DEBUT In this first novel, 55-year-old Bennett Driscoll is a super host, renting out on Airbed the elegant suburban London home where he once lived with the wife who has left him and living in his backyard studio. For Bennett Driscoll is also an artist, a former Turner Prize nominee who still paints regularly, though his gallery and his audience have, like his wife, abandoned him. At least his art-student daughter stays loyal. Bennett's essentially a genial if slightly flummoxed guy, though his wittily sardonic side is revealed in the many asides to which readers are privy. But his various tenants--socially maladroit Alicia, OCD-challenged Emma, and needy new divorcee Kirstie--as well as bartender and new love interest Claire highlight Bennett's essential problem: figuring out what were the missteps in his life and what he really wants now. Meanwhile, he's haunted by space, staring out at the home he once inhabited, his sense of invaded privacy paralleling his sense of lost self. VERDICT A painter herself, Russo makes the act of creating art come alive, while effectively limning her characters in this incisive study of contemporary life. [See Prepub Alert, 12/9/19.]--Barbara Hoffert, Library Journal

Copyright 2020 Library Journal, LLC Used with permission.



Booklist

May 15, 2020
Russo's pleasantly quirky debut traces middle-aged Bennett Driscoll's slow and not-so steady recovery from divorce.
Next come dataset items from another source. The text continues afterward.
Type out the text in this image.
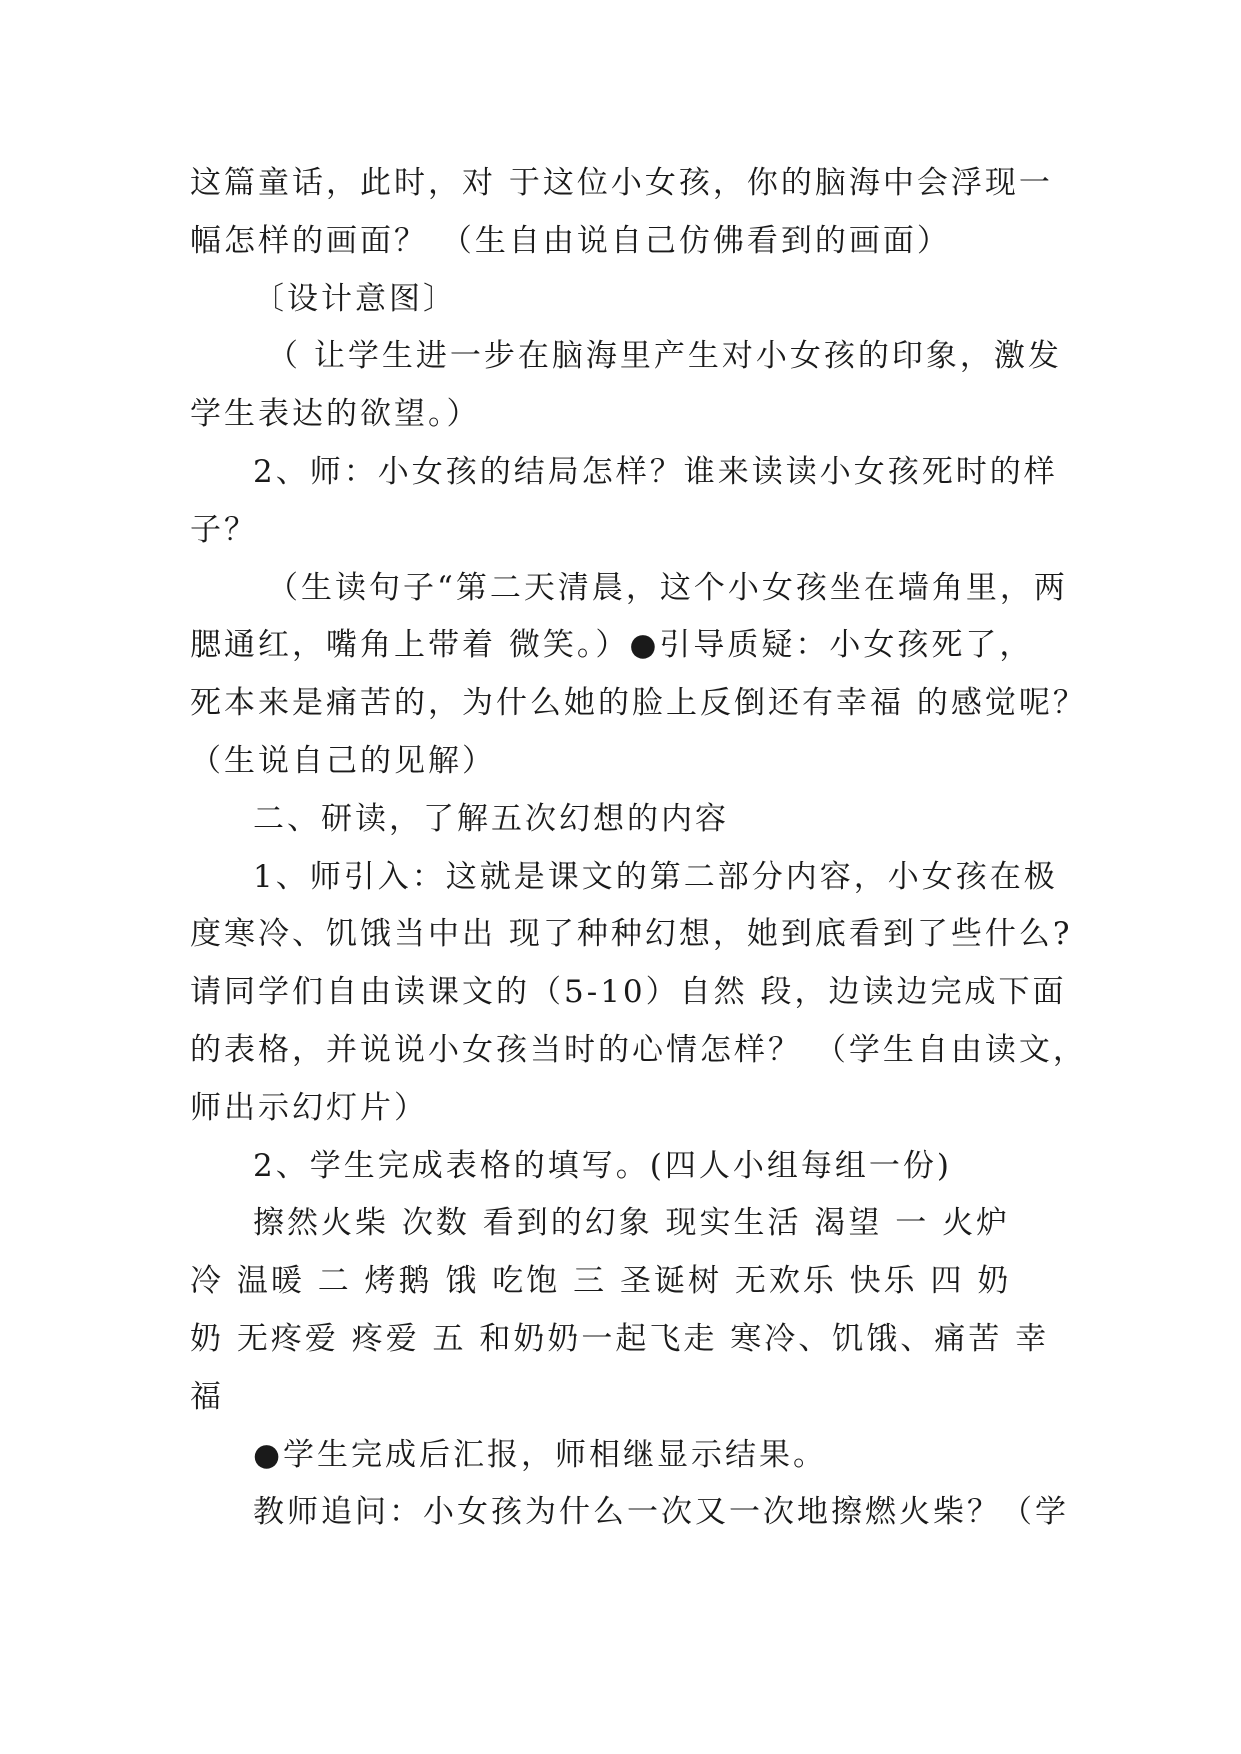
这篇童话，此时，对 于这位小女孩，你的脑海中会浮现一
幅怎样的画面？ （生自由说自己仿佛看到的画面）
〔设计意图〕
（ 让学生进一步在脑海里产生对小女孩的印象，激发
学生表达的欲望。）
2、师：小女孩的结局怎样？谁来读读小女孩死时的样
子？
（生读句子“第二天清晨，这个小女孩坐在墙角里，两
腮通红，嘴角上带着 微笑。）●引导质疑：小女孩死了，
死本来是痛苦的，为什么她的脸上反倒还有幸福 的感觉呢？
（生说自己的见解）
二、研读，了解五次幻想的内容
1、师引入：这就是课文的第二部分内容，小女孩在极
度寒冷、饥饿当中出 现了种种幻想，她到底看到了些什么?
请同学们自由读课文的（5-10）自然 段，边读边完成下面
的表格，并说说小女孩当时的心情怎样？ （学生自由读文，
师出示幻灯片）
2、学生完成表格的填写。(四人小组每组一份)
擦然火柴 次数 看到的幻象 现实生活 渴望 一 火炉
冷 温暖 二 烤鹅 饿 吃饱 三 圣诞树 无欢乐 快乐 四 奶
奶 无疼爱 疼爱 五 和奶奶一起飞走 寒冷、饥饿、痛苦 幸
福
●学生完成后汇报，师相继显示结果。
教师追问：小女孩为什么一次又一次地擦燃火柴？（学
Bennett's once-promising art career has been fizzling out for decades, leaving him no option but to turn his expansive London home into an AirBed, while he sleeps on a futon in the tiny shed in the garden where he works. Bennett's story, which includes a turbulent liaison with local bartender Claire, is interwoven with those of three of his renters. Young American Alicia, returning to London to stalk a former lover, is nearly raped outside a pub, and American artist Emma has a nervous breakdown during her stay. Feisty British divorcee Kirstie fares better, as she becomes another possible love interest for Bennett. While Alicia and Emma's stories are integrated rather awkwardly into the novel, and are tonally much darker than the main story, they do broaden the narrative. Bennett is a comfortable character to get to know, as is the London through which he ambles.(Reprinted with permission of Booklist, copyright 2020, American Library Association.)



Publisher's Weekly

September 21, 2020
Russo follows the travails of a divorced London painter–turned–apartment host in her witty, enjoyable debut. At 55, Bennett Driscoll’s paintings are no longer fashionable, and his career and private life have been derailed. To make ends meet—his gallery’s director says she’ll represent him again after he’s dead—Bennett rents out his large suburban London house on AirBed, an Airbnb-like site, and sleeps in his studio. He once scoured the Guardian for reviews of his work; now he reads reviews of his hosting and relishes his long-coveted AirBed status as Super Host while processing his recent divorce and trying to connect with his 18-year-old daughter. Russo is good at portraying female characters, particularly a series of tenants whose stories structure the novel, and who each make an impact on Bennett. There’s Alicia, a young American woman; Emma, an artist who rents the house with her husband; and Kirstie, an unhappy, failed hotelier. Russo plumbs the depths of her characters’ cynicism, which has taught them that men are indecisive and women remain primarily objects of sexual interest, and that to be a successful artist one needs to keep producing what sells. Russo is a formidable talent, and readers will be eager to see what she does next.